Disciplina, obediência, são os valores caros desta escola-quartel, que reduz jovens civis a soldados. Nestas escolas, policiais militares e civis partilham a administração. De acordo com o novo modelo proposto por Bolsonaro, os militares atuam como monitores para auxiliar na gestão educacional e administrativa. Os professores são civis, e seriam responsáveis pela gestão da organização didático-pedagógica, bem como da financeira. Mas na prática a ideologia é da pedagogia fardada. A disciplina autoritária, sem liberdade, criatividade e autonomia, é a base da escola cívico-militar.
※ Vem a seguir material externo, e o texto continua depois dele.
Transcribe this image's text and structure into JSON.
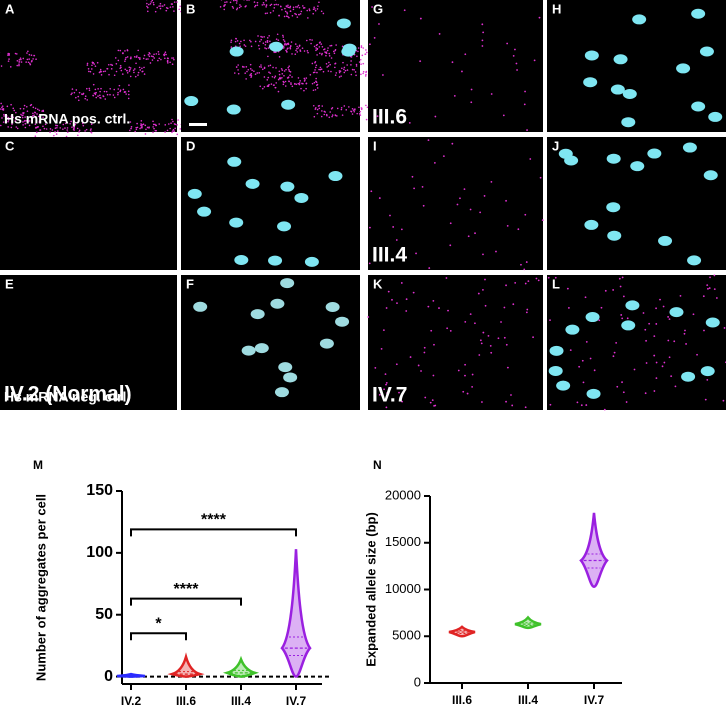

As professoras Bianca de Morais Canestraro Grizotes e Loriane Trombini Frick, no artigo “Escola Cívico-Militares e o desenvolvimento da moralidade” , apontam para as distorções deste modelo de escola. As escolas devem preparar para a vida civil e não para a carreira militar. Para quem quer seguir carreira nas Forças Armadas existem as escolas militares, modelo de educação para um propósito específico que funciona muito bem, sem interferência na vida civil.
Dizem as professoras: “o espaço escolar é palco da maior parte das relações sociais do estudante. Por este motivo, deve-se considerar a escola como local privilegiado para investir na Educação em Valores. Dentre os vários modelos educacionais, existem as Escolas Cívico-Militares. Sabe-se que nos últimos anos houve um aumento significativo de escolas com esse caráter. Essas instituições são definidas por uma gestão rígida, pautada em um conjunto de regras rigoroso e imposto com punições, para o caso de se infringir tais regras, e um severo controle disciplinar.
Por isso, existe uma grande preocupação com a qualidade da educação em valores nesses ambientes. Pesquisadores, argumentam Grizotes e Frick, defendem a ideia de que “valores impostos por uma autoridade são aceitos por temor enquanto perdurar o controle desta autoridade”, explicitando que práticas disciplinadoras autoritárias não contribuem para o desenvolvimento da moralidade, uma vez que a coação não dá espaço para o desenvolvimento de autonomia moral.
Instrumento de apelo popular junto ao eleitorado conservador, seduzido pelo mito da superioridade moral dos militares e que vê a militarização como resposta inclusive à falta de segurança, as escolas cívico-militares são objeto de desejo e ação da propaganda da extrema direita. A militarização da vida civil é usada pelos bolsonaristas, além da religião, como arma no combate ideológico contra a esquerda, que por sua vez ainda patina na falta de uma discussão competente sobre esta temática. Sem contraponto, sem contrapalavra, o mito resiste como verdade.